César Felix – O filme já foi apresentado em novembro no festival LatinoDoc. Na cidade de Toulouse, França. E depois, naquele mesmo país, nas cidades de Rennes, Metz, Fréjus, Monselle e Paris. O primeiro lugar a ser apresentado no Brasil, foi no Acre. Na sede da Adufac (Associação dos Docentes da Universidade Federal do Acre), depois teve outra projeção no Cine Teatro Recreio. Não é um filme de circuito comercial, será sempre apresentado em eventos específicos, quase sempre acompanhado de um bom debate. Agora em julho e agosto acontecerão projeções em Florianópolis, Porto Alegre e no Ceará.


Ecos da Notícia – Para as pessoas que ainda não viram o filme, o senhor poderia dizer do que trata o enredo?


César Frlix – O filme busca captar nossos sentimentos a partir do resultado das eleições de 2018. Apresentar um pouco do meu mundo e personagens e artistas que temos no Acre, mas que a própria população desconhece. O público alvo é quem a gente puder alcançar.


Ecos da Notícia – A primeira impressão que passa, ao reproduzir algumas falas do presidente Jair Bolsonaro é que se trata de um filme antibolsonarista. Isso procede?
César Felix – O filme não visa ser antibolsonarista, o filme apresenta dois mundos: o do poeta e o do presidente da República. As pessoas tirem suas conclusões. No filme ele fala por ele e eu falei por mim.


Ecos da Notícia – O senhor, que já foi militante de partidos de esquerda, continua a pensar como um homem de esquerda?


César Felix – Não me rótulo mais, porém, sou filiado ao Partido Comunista Brasileiro (PCB) e gosto muito das duas ideias, fazendo o de sempre: me manifestar e lutar contra qualquer injustiça social.

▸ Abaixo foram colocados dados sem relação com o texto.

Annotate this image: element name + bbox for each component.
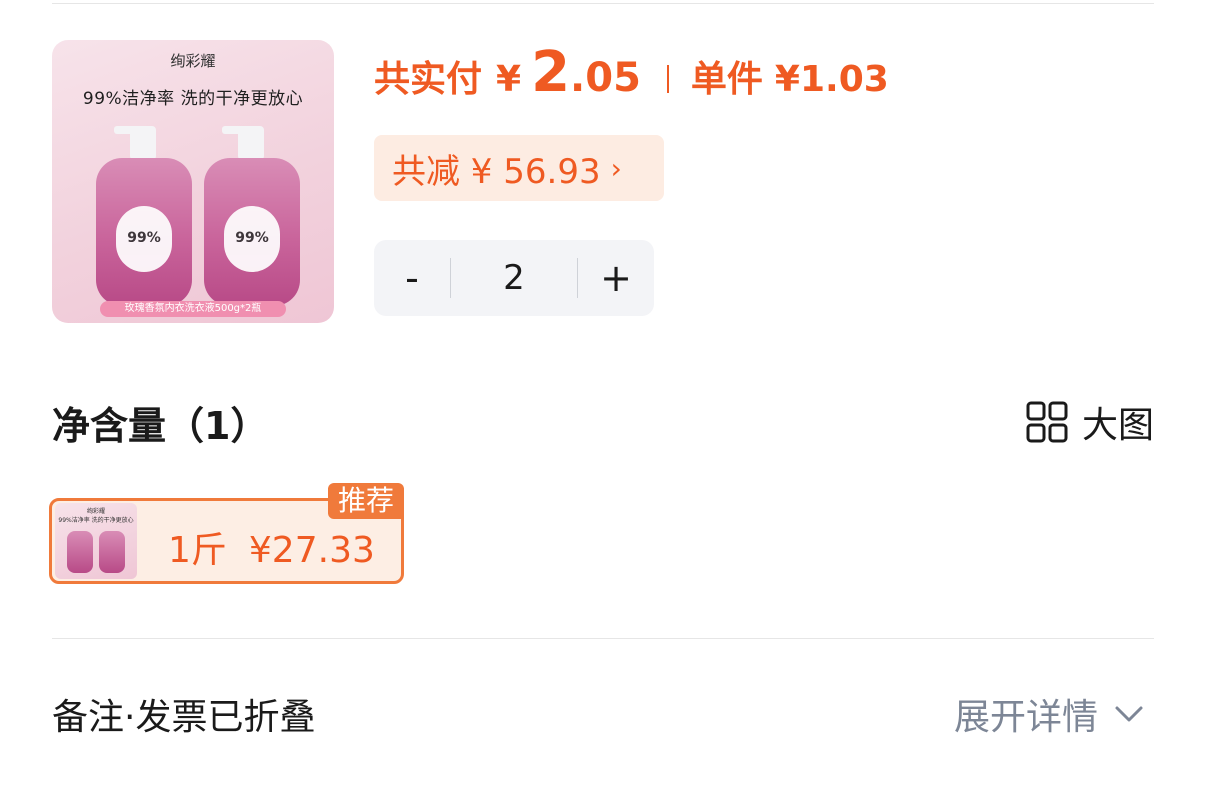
bottle-badge: 99%	[235, 230, 269, 246]
total-pay-integer: 2	[531, 40, 571, 105]
product-image-slogan: 99%洁净率 洗的干净更放心	[82, 89, 304, 109]
big-view-label: 大图	[1081, 405, 1154, 446]
chevron-right-icon: ›	[610, 151, 622, 185]
bottle-badge: 99%	[127, 230, 161, 246]
price-separator	[666, 65, 669, 93]
total-pay-decimal: .05	[570, 55, 641, 101]
unit-price-label: 单件	[690, 59, 763, 100]
section-divider	[52, 638, 1154, 639]
expand-details-button[interactable]: 展开详情	[954, 688, 1144, 740]
spec-price: ¥27.33	[248, 530, 375, 571]
spec-size: 1斤	[168, 530, 227, 571]
total-pay-label: 共实付	[374, 59, 483, 100]
increment-button[interactable]: +	[578, 256, 654, 300]
product-image-brand: 绚彩耀	[170, 52, 216, 70]
bottle-illustration: 99%	[96, 126, 192, 306]
discount-detail-button[interactable]: 共减 ¥ 56.93 ›	[374, 135, 664, 201]
top-divider	[52, 3, 1154, 4]
notes-invoice-label: 备注·发票已折叠	[52, 697, 316, 738]
quantity-value[interactable]: 2	[451, 258, 577, 298]
decrement-button[interactable]: -	[374, 256, 450, 300]
spec-section-title: 净含量（1）	[52, 404, 269, 448]
discount-label: 共减 ¥ 56.93	[392, 151, 601, 192]
spec-option-text: 1斤 ¥27.33	[168, 521, 375, 573]
unit-price: ¥1.03	[774, 59, 889, 100]
spec-thumbnail-brand: 绚彩耀	[86, 508, 105, 515]
big-view-button[interactable]: 大图	[1026, 396, 1154, 448]
spec-option[interactable]: 绚彩耀 99%洁净率 洗的干净更放心 1斤 ¥27.33 推荐	[49, 483, 404, 584]
expand-details-label: 展开详情	[953, 697, 1098, 738]
product-image-footer: 玫瑰香氛内衣洗衣液500g*2瓶	[100, 301, 286, 317]
price-line: 共实付 ¥ 2 .05 单件 ¥1.03	[374, 40, 889, 120]
currency-symbol: ¥	[496, 59, 522, 100]
quantity-stepper: - 2 +	[374, 240, 654, 316]
recommend-badge: 推荐	[327, 483, 404, 519]
product-image[interactable]: 绚彩耀 99%洁净率 洗的干净更放心 99% 99% 玫瑰香氛内衣洗衣液500g…	[52, 40, 334, 323]
chevron-down-icon	[1115, 706, 1143, 722]
spec-thumbnail-slogan: 99%洁净率 洗的干净更放心	[58, 517, 134, 524]
spec-thumbnail: 绚彩耀 99%洁净率 洗的干净更放心	[55, 503, 137, 579]
bottle-illustration: 99%	[204, 126, 300, 306]
grid-icon	[1026, 401, 1068, 443]
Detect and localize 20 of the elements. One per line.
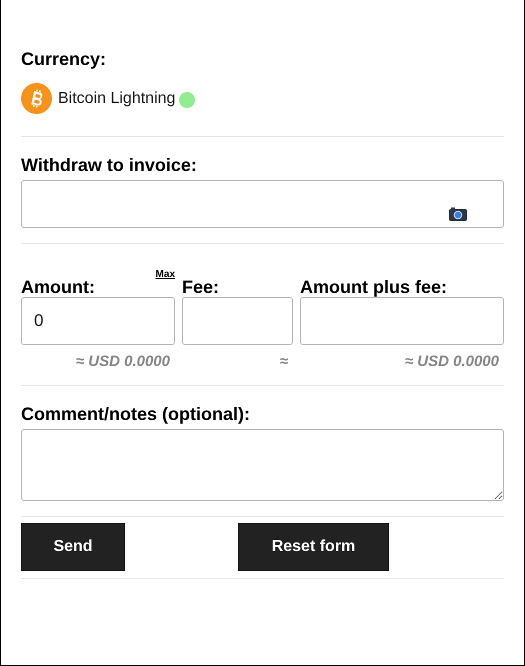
max-link[interactable]: Max <box>156 269 175 280</box>
currency-label: Currency: <box>21 48 108 70</box>
reset-button[interactable]: Reset form <box>238 523 389 571</box>
invoice-field[interactable] <box>21 180 504 228</box>
camera-icon[interactable] <box>449 207 467 221</box>
fee-field[interactable] <box>182 297 293 345</box>
usd-estimate: ≈ <box>278 353 289 370</box>
amount-field[interactable]: 0 <box>21 297 175 345</box>
total-label: Amount plus fee: <box>300 276 447 298</box>
send-button[interactable]: Send <box>21 523 125 571</box>
usd-estimate: ≈ USD 0.0000 <box>404 353 500 370</box>
bitcoin-icon <box>21 83 52 114</box>
amount-label: Amount: <box>21 276 95 298</box>
fee-label: Fee: <box>182 276 220 298</box>
usd-estimate: ≈ USD 0.0000 <box>74 353 171 370</box>
invoice-label: Withdraw to invoice: <box>21 154 198 176</box>
currency-name: Bitcoin Lightning <box>58 90 176 108</box>
comment-label: Comment/notes (optional): <box>21 403 251 425</box>
total-field[interactable] <box>300 297 504 345</box>
comment-field[interactable] <box>21 429 504 501</box>
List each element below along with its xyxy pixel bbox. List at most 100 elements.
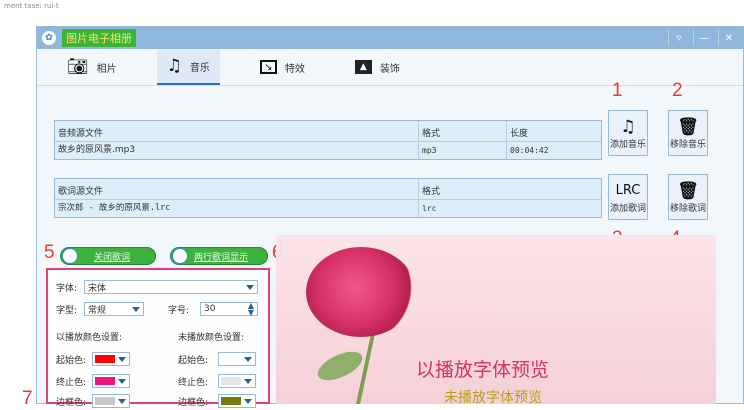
column-header: 长度 (510, 129, 529, 139)
trash-icon: 🗑︎ (677, 116, 699, 137)
marker-2: 2 (672, 80, 683, 101)
style-value: 常规 (88, 305, 107, 316)
border-color-label: 边框色: (178, 397, 209, 408)
color-swatch (221, 355, 241, 363)
remove-lyrics-label: 移除歌词 (669, 203, 706, 214)
music-file-format: mp3 (419, 142, 507, 159)
tab-effects[interactable]: ↘ 特效 (250, 49, 315, 85)
chevron-down-icon (118, 399, 126, 404)
music-file-name: 故乡的原风景.mp3 (55, 142, 419, 159)
toggle-knob (172, 248, 188, 264)
chevron-down-icon (118, 379, 126, 384)
start-color-label: 起始色: (178, 355, 209, 366)
music-note-icon: ♫ (166, 55, 182, 76)
app-logo-icon: ✿ (42, 31, 56, 45)
column-header: 音频源文件 (55, 121, 419, 141)
start-color-label: 起始色: (56, 355, 87, 366)
add-lyrics-button[interactable]: LRC 添加歌词 (608, 174, 648, 220)
lyrics-font-settings-panel: 字体: 宋体 字型: 常规 字号: 30 ▲ ▼ 以播放颜色设置: 未播放颜色设置… (46, 268, 270, 408)
lyrics-preview-area: 以播放字体预览 未播放字体预览 (276, 235, 716, 404)
color-swatch (95, 355, 115, 363)
two-line-lyrics-toggle[interactable]: 两行歌词显示 (170, 247, 268, 265)
tab-photos-label: 相片 (96, 63, 117, 75)
font-value: 宋体 (88, 283, 107, 294)
rose-leaf (313, 345, 367, 387)
marker-1: 1 (612, 80, 623, 101)
toggle-knob (62, 248, 78, 264)
close-button[interactable]: ✕ (718, 30, 739, 46)
chevron-down-icon (244, 379, 252, 384)
close-lyrics-toggle[interactable]: 关闭歌词 (60, 247, 156, 265)
lyrics-file-table: 歌词源文件 格式 宗次郎 - 故乡的原风景.lrc lrc (54, 178, 602, 218)
end-color-label: 终止色: (178, 377, 209, 388)
remove-music-button[interactable]: 🗑︎ 移除音乐 (668, 110, 708, 156)
size-value: 30 (204, 304, 216, 314)
tab-effects-label: 特效 (284, 63, 305, 75)
table-header: 音频源文件 格式 长度 (55, 121, 601, 142)
chevron-down-icon (246, 285, 254, 290)
chevron-down-icon (244, 357, 252, 362)
played-border-color-picker[interactable] (92, 394, 130, 408)
color-swatch (95, 377, 115, 385)
color-swatch (221, 377, 241, 385)
unplayed-end-color-picker[interactable] (218, 374, 256, 388)
size-label: 字号: (168, 305, 190, 316)
unplayed-start-color-picker[interactable] (218, 352, 256, 366)
camera-icon: 📷︎ (67, 56, 89, 77)
chevron-down-icon (118, 357, 126, 362)
column-header: 格式 (422, 187, 441, 197)
marker-5: 5 (44, 242, 55, 263)
picture-icon: ▲ (354, 60, 372, 74)
tab-music[interactable]: ♫ 音乐 (156, 49, 220, 85)
column-header: 格式 (419, 121, 507, 141)
tab-music-label: 音乐 (189, 62, 210, 74)
border-color-label: 边框色: (56, 397, 87, 408)
column-header: 歌词源文件 (55, 179, 419, 199)
style-select[interactable]: 常规 (84, 302, 144, 316)
tab-decorations-label: 装饰 (379, 63, 400, 75)
tab-photos[interactable]: 📷︎ 相片 (57, 49, 127, 85)
corner-text: ment tase: rui-t (4, 2, 59, 10)
unplayed-font-preview: 未播放字体预览 (444, 390, 542, 404)
two-line-lyrics-label: 两行歌词显示 (194, 252, 249, 263)
rose-image (306, 247, 416, 337)
end-color-label: 终止色: (56, 377, 87, 388)
font-select[interactable]: 宋体 (84, 280, 258, 294)
music-file-length: 00:04:42 (510, 146, 549, 155)
add-lyrics-label: 添加歌词 (609, 203, 646, 214)
played-start-color-picker[interactable] (92, 352, 130, 366)
tab-decorations[interactable]: ▲ 装饰 (345, 49, 410, 85)
style-label: 字型: (56, 305, 78, 316)
font-label: 字体: (56, 283, 78, 294)
played-end-color-picker[interactable] (92, 374, 130, 388)
add-music-label: 添加音乐 (609, 139, 646, 150)
table-row[interactable]: 宗次郎 - 故乡的原风景.lrc lrc (55, 200, 601, 217)
lrc-icon: LRC (615, 182, 641, 198)
effects-icon: ↘ (259, 60, 277, 74)
chevron-down-icon (244, 399, 252, 404)
remove-music-label: 移除音乐 (669, 139, 706, 150)
table-row[interactable]: 故乡的原风景.mp3 mp3 00:04:42 (55, 142, 601, 159)
add-music-button[interactable]: ♫ 添加音乐 (608, 110, 648, 156)
menu-dropdown-icon[interactable]: ▿ (668, 30, 689, 46)
stepper-arrows-icon[interactable]: ▲ ▼ (248, 302, 254, 317)
lyrics-file-name: 宗次郎 - 故乡的原风景.lrc (55, 200, 419, 217)
tab-bar: 📷︎ 相片 ♫ 音乐 ↘ 特效 ▲ 装饰 (37, 49, 743, 86)
minimize-button[interactable]: — (693, 30, 714, 46)
table-header: 歌词源文件 格式 (55, 179, 601, 200)
music-note-icon: ♫ (620, 116, 636, 137)
played-font-preview: 以播放字体预览 (416, 359, 550, 381)
close-lyrics-label: 关闭歌词 (94, 252, 131, 263)
title-bar: ✿ 图片电子相册 ▿ — ✕ (37, 27, 743, 49)
size-stepper[interactable]: 30 ▲ ▼ (200, 302, 258, 317)
lyrics-file-format: lrc (422, 204, 437, 213)
remove-lyrics-button[interactable]: 🗑︎ 移除歌词 (668, 174, 708, 220)
chevron-down-icon (132, 307, 140, 312)
marker-7: 7 (22, 388, 33, 409)
trash-icon: 🗑︎ (677, 180, 699, 201)
played-color-header: 以播放颜色设置: (56, 333, 123, 343)
unplayed-border-color-picker[interactable] (218, 394, 256, 408)
window-controls: ▿ — ✕ (668, 30, 739, 46)
window-title: 图片电子相册 (62, 29, 136, 47)
music-file-table: 音频源文件 格式 长度 故乡的原风景.mp3 mp3 00:04:42 (54, 120, 602, 160)
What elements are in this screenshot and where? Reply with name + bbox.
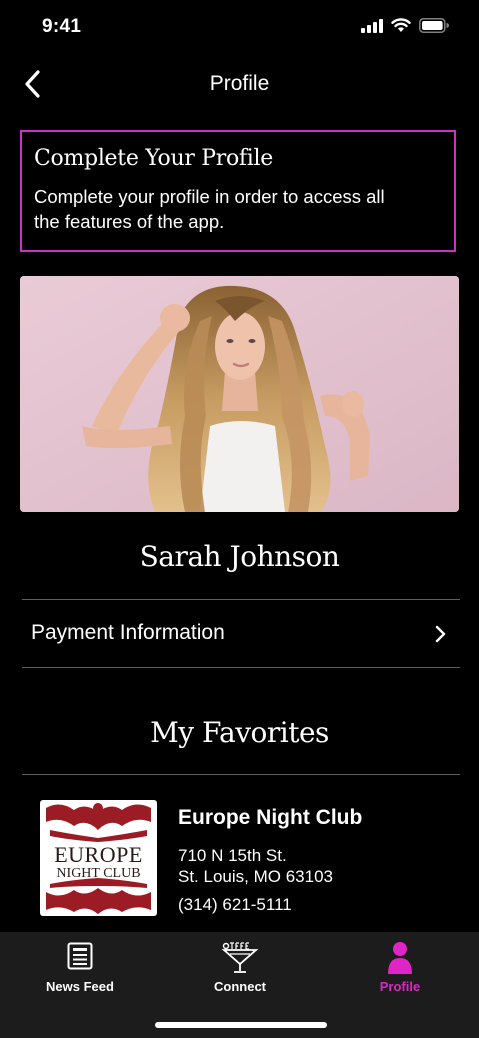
tab-connect[interactable]: Connect — [160, 932, 320, 1012]
home-indicator — [155, 1022, 327, 1028]
status-icons — [361, 18, 449, 33]
tab-label: News Feed — [46, 979, 114, 994]
divider — [22, 774, 460, 775]
tab-label: Profile — [379, 979, 421, 994]
complete-profile-title: Complete Your Profile — [34, 146, 273, 171]
battery-icon — [419, 18, 449, 33]
cocktail-icon — [221, 942, 259, 973]
person-icon — [388, 942, 412, 974]
complete-profile-banner[interactable]: Complete Your Profile Complete your prof… — [20, 130, 456, 252]
wifi-icon — [391, 18, 411, 32]
tab-label: Connect — [214, 979, 266, 994]
cellular-signal-icon — [361, 18, 383, 33]
venue-logo: EUROPE NIGHT CLUB — [40, 800, 157, 916]
payment-information-label: Payment Information — [31, 621, 225, 644]
tab-profile[interactable]: Profile — [320, 932, 479, 1012]
profile-photo-image — [20, 276, 459, 512]
venue-name: Europe Night Club — [178, 806, 363, 829]
status-bar: 9:41 — [0, 0, 479, 56]
venue-address-line2: St. Louis, MO 63103 — [178, 867, 333, 886]
chevron-right-icon — [435, 625, 446, 643]
profile-photo — [20, 276, 459, 512]
profile-name: Sarah Johnson — [139, 540, 340, 573]
payment-information-row[interactable]: Payment Information — [22, 600, 460, 667]
venue-logo-title: EUROPE — [54, 842, 143, 867]
venue-phone[interactable]: (314) 621-5111 — [178, 895, 292, 915]
venue-logo-subtitle: NIGHT CLUB — [56, 866, 141, 881]
favorite-venue-item[interactable]: EUROPE NIGHT CLUB Europe Night Club 710 … — [40, 800, 460, 918]
favorites-title: My Favorites — [150, 716, 329, 749]
divider — [22, 667, 460, 668]
navigation-bar: Profile — [0, 56, 479, 112]
tab-news-feed[interactable]: News Feed — [0, 932, 160, 1012]
page-title: Profile — [209, 72, 270, 95]
venue-address-line1: 710 N 15th St. — [178, 846, 287, 865]
venue-address: 710 N 15th St. St. Louis, MO 63103 — [178, 845, 333, 887]
complete-profile-message: Complete your profile in order to access… — [34, 186, 385, 232]
news-feed-icon — [67, 942, 93, 970]
status-time: 9:41 — [42, 16, 82, 37]
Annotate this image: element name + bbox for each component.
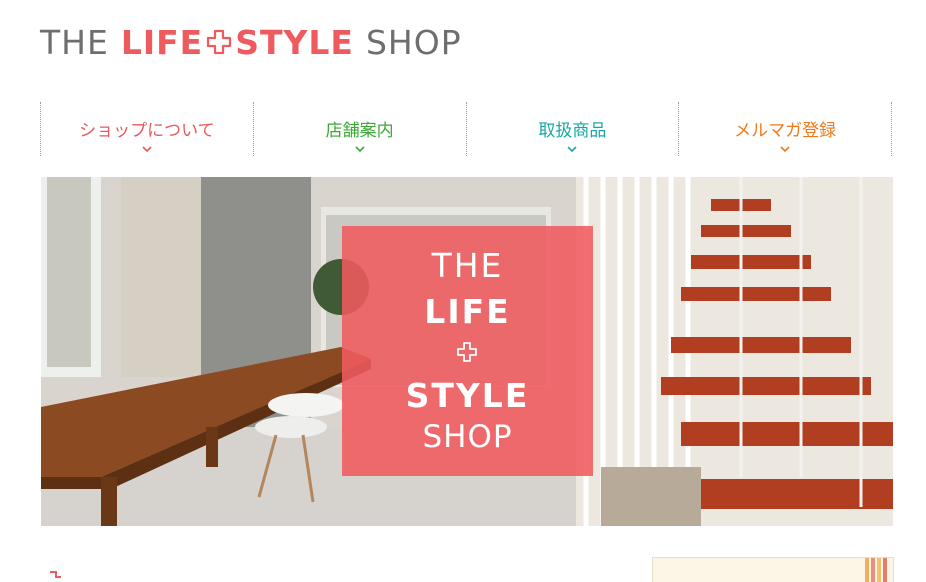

Ecos da Notícia – Faltando menos de três meses para as eleições e com o petista Lula sempre na frente e podendo ganhar a eleição, o senhor acha que ele teria condições de pacificar o país?


César Félix – Não, o país vai demorar a ser pacífico, o governo Bolsonaro criou condições para a criação de um movimento muito violento, um movimento semelhante ao fascismo, que age através de milícias armadas, autoritário, preconceituoso, machista, homofóbico, misógeno, racista. Isso não acaba de um dia para o outro, muito menos com a eleição de um presidente. Vai demorar a luta contra esse modelo.


Ecos da Notícia – Depois das denúncias que o senhor faz no filme, não tem medo de retaliação, inclusive físicas, por parte dos bolsonaristas locais? É possível enfrentar isso com poesias?


César Felix – A poesia sempre será necessária. Ela te convida a ver o mundo por várias dimensões, te possibilita criar, criticar, apresentar posições, elaborar e reelaborar conceitos, isso sempre será necessário. Defino minha poesia como um espaço livre de manifestação de meus sentimentos. Claro que tenho medo, mas já acostumei viver com medo, por isso o medo não faz mais medo. Desde criança que assisto as pessoas serem assassinadas no Brasil pelo fato de lutarem contra as injustiças, que o Estado faz de conta que não ver. Cresci assistindo as pessoas que poderiam me defender, serem assassinadas ou pelo estado, ou sob o silêncio do estado. Por isso não confio uma só vírgula na direita Brasileira, aprendi que ela não dialoga, ela mata.